🤖 AI Summary
This work addresses the low utilization of external resources such as CPUs and GPUs in agentic reinforcement learning within cloud clusters, a problem exacerbated by static resource reservation and task isolation. To overcome this limitation, the authors propose a novel action-level resource orchestration mechanism that introduces a unified modeling and scheduling paradigm at the action granularity. A dedicated manager tailored to heterogeneous resource topologies is designed to enable fine-grained resource sharing and elastic scheduling, minimizing action completion time while respecting heterogeneity constraints. Experimental results demonstrate that the proposed approach reduces action completion time by up to 4.3×, accelerates RL training steps by 1.5×, and decreases external resource consumption by 71.2%. The method has been successfully deployed in the training of the MiMo series of models.
📝 Abstract
Agentic reinforcement learning (RL) has emerged as a transformative workload in cloud clusters, enabling large language models (LLMs) to solve complex problems through interactions with real world. However, unlike traditional RL, agentic RL demands substantial external cloud resources, e.g., CPUs for code execution and GPUs for reward models, that exist outside the primary training cluster. Existing agentic RL framework typically rely on static over-provisioning, i.e., resources are often tied to long-lived trajectories or isolated by tasks, which leads to severe resource inefficiency.

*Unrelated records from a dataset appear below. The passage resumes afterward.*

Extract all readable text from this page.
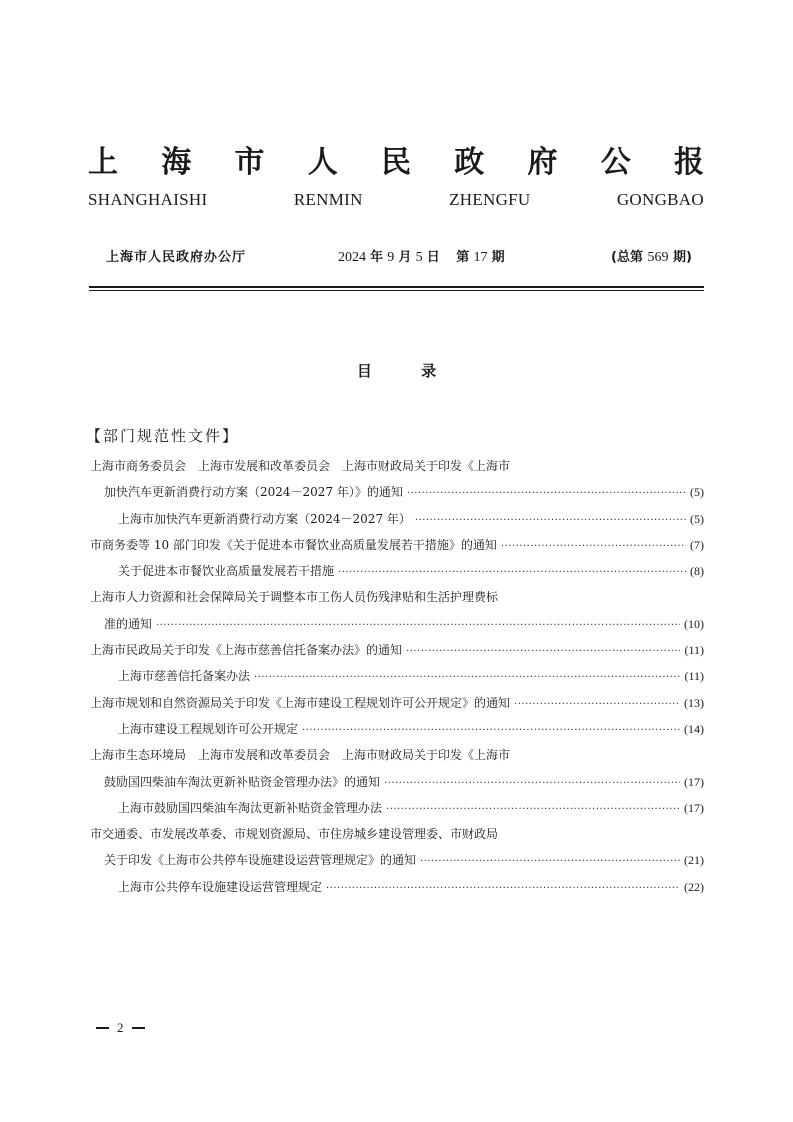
上 海 市 人 民 政 府 公 报
SHANGHAISHI	RENMIN	ZHENGFU	GONGBAO
上海市人民政府办公厅	2024 年 9 月 5 日 第 17 期	(总第 569 期)
目	录
【部门规范性文件】
上海市商务委员会　上海市发展和改革委员会　上海市财政局关于印发《上海市
加快汽车更新消费行动方案（2024－2027 年）》的通知 ·····	(5)
上海市加快汽车更新消费行动方案（2024－2027 年） ·····	(5)
市商务委等 10 部门印发《关于促进本市餐饮业高质量发展若干措施》的通知 ·····	(7)
关于促进本市餐饮业高质量发展若干措施 ·····	(8)
上海市人力资源和社会保障局关于调整本市工伤人员伤残津贴和生活护理费标
准的通知 ·····	(10)
上海市民政局关于印发《上海市慈善信托备案办法》的通知 ·····	(11)
上海市慈善信托备案办法 ·····	(11)
上海市规划和自然资源局关于印发《上海市建设工程规划许可公开规定》的通知 ·····	(13)
上海市建设工程规划许可公开规定 ·····	(14)
上海市生态环境局　上海市发展和改革委员会　上海市财政局关于印发《上海市
鼓励国四柴油车淘汰更新补贴资金管理办法》的通知 ·····	(17)
上海市鼓励国四柴油车淘汰更新补贴资金管理办法 ·····	(17)
市交通委、市发展改革委、市规划资源局、市住房城乡建设管理委、市财政局
关于印发《上海市公共停车设施建设运营管理规定》的通知 ·····	(21)
上海市公共停车设施建设运营管理规定 ·····	(22)
2
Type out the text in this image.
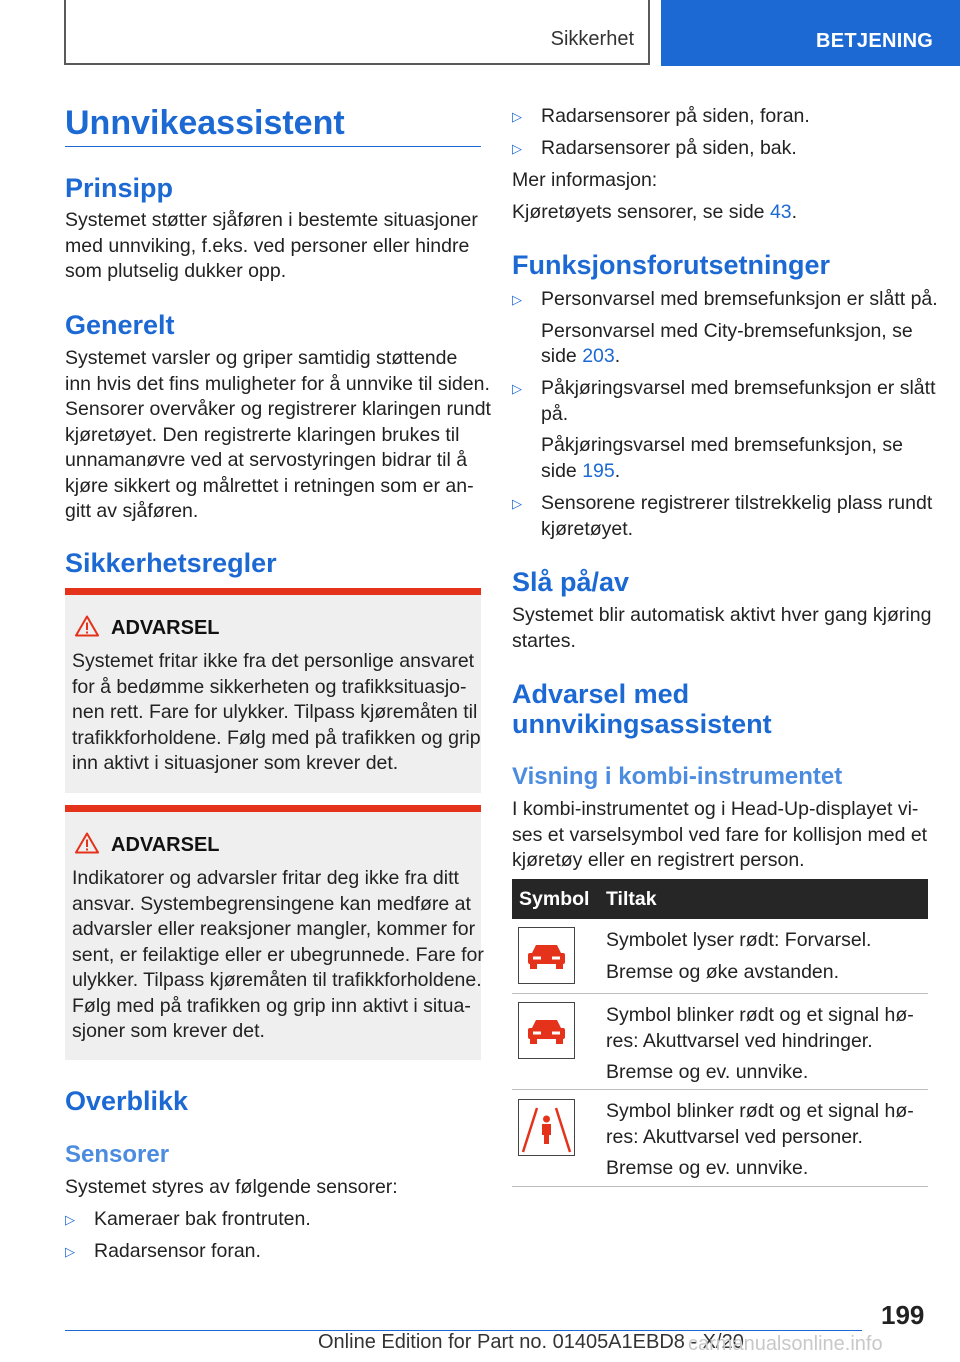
Sikkerhet	BETJENING
Unnvikeassistent
Prinsipp
Systemet støtter sjåføren i bestemte situasjoner
med unnviking, f.eks. ved personer eller hindre
som plutselig dukker opp.
Generelt
Systemet varsler og griper samtidig støttende
inn hvis det fins muligheter for å unnvike til siden.
Sensorer overvåker og registrerer klaringen rundt
kjøretøyet. Den registrerte klaringen brukes til
unnamanøvre ved at servostyringen bidrar til å
kjøre sikkert og målrettet i retningen som er an-
gitt av sjåføren.
Sikkerhetsregler
ADVARSEL
Systemet fritar ikke fra det personlige ansvaret
for å bedømme sikkerheten og trafikksituasjo-
nen rett. Fare for ulykker. Tilpass kjøremåten til
trafikkforholdene. Følg med på trafikken og grip
inn aktivt i situasjoner som krever det.
ADVARSEL
Indikatorer og advarsler fritar deg ikke fra ditt
ansvar. Systembegrensingene kan medføre at
advarsler eller reaksjoner mangler, kommer for
sent, er feilaktige eller er ubegrunnede. Fare for
ulykker. Tilpass kjøremåten til trafikkforholdene.
Følg med på trafikken og grip inn aktivt i situa-
sjoner som krever det.
Overblikk
Sensorer
Systemet styres av følgende sensorer:
▷ Kameraer bak frontruten.
▷ Radarsensor foran.
▷ Radarsensorer på siden, foran.
▷ Radarsensorer på siden, bak.
Mer informasjon:
Kjøretøyets sensorer, se side 43.
Funksjonsforutsetninger
▷ Personvarsel med bremsefunksjon er slått på.
Personvarsel med City-bremsefunksjon, se
side 203.
▷ Påkjøringsvarsel med bremsefunksjon er slått
på.
Påkjøringsvarsel med bremsefunksjon, se
side 195.
▷ Sensorene registrerer tilstrekkelig plass rundt
kjøretøyet.
Slå på/av
Systemet blir automatisk aktivt hver gang kjøring
startes.
Advarsel med
unnvikingsassistent
Visning i kombi-instrumentet
I kombi-instrumentet og i Head-Up-displayet vi-
ses et varselsymbol ved fare for kollisjon med et
kjøretøy eller en registrert person.
Symbol Tiltak
Symbolet lyser rødt: Forvarsel.
Bremse og øke avstanden.
Symbol blinker rødt og et signal hø-
res: Akuttvarsel ved hindringer.
Bremse og ev. unnvike.
Symbol blinker rødt og et signal hø-
res: Akuttvarsel ved personer.
Bremse og ev. unnvike.
199
Online Edition for Part no. 01405A1EBD8 - X/20
carmanualsonline.info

We propose the action-level orchestration, and incorporate it into ARL-Tangram, a unified resource management system that enables fine-grained external resource sharing and elasticity. ARL-Tangram utilizes a unified action-level formulation and an elastic scheduling algorithm to minimize action completion time (ACT) while satisfying heterogeneous resource constraints. Further, heterogeneous resource managers are tailored to efficiently support the action-level execution on resources with heterogeneous characteristics and topologies. Evaluation on real-world agentic RL tasks demonstrates that ARL-Tangram improves average ACT by up to 4.3$\times$, speeds up the step duration of RL training by up to 1.5$\times$, and saves the external resources by up to 71.2$\%$. This system has been deployed to support the training of the MiMo series models.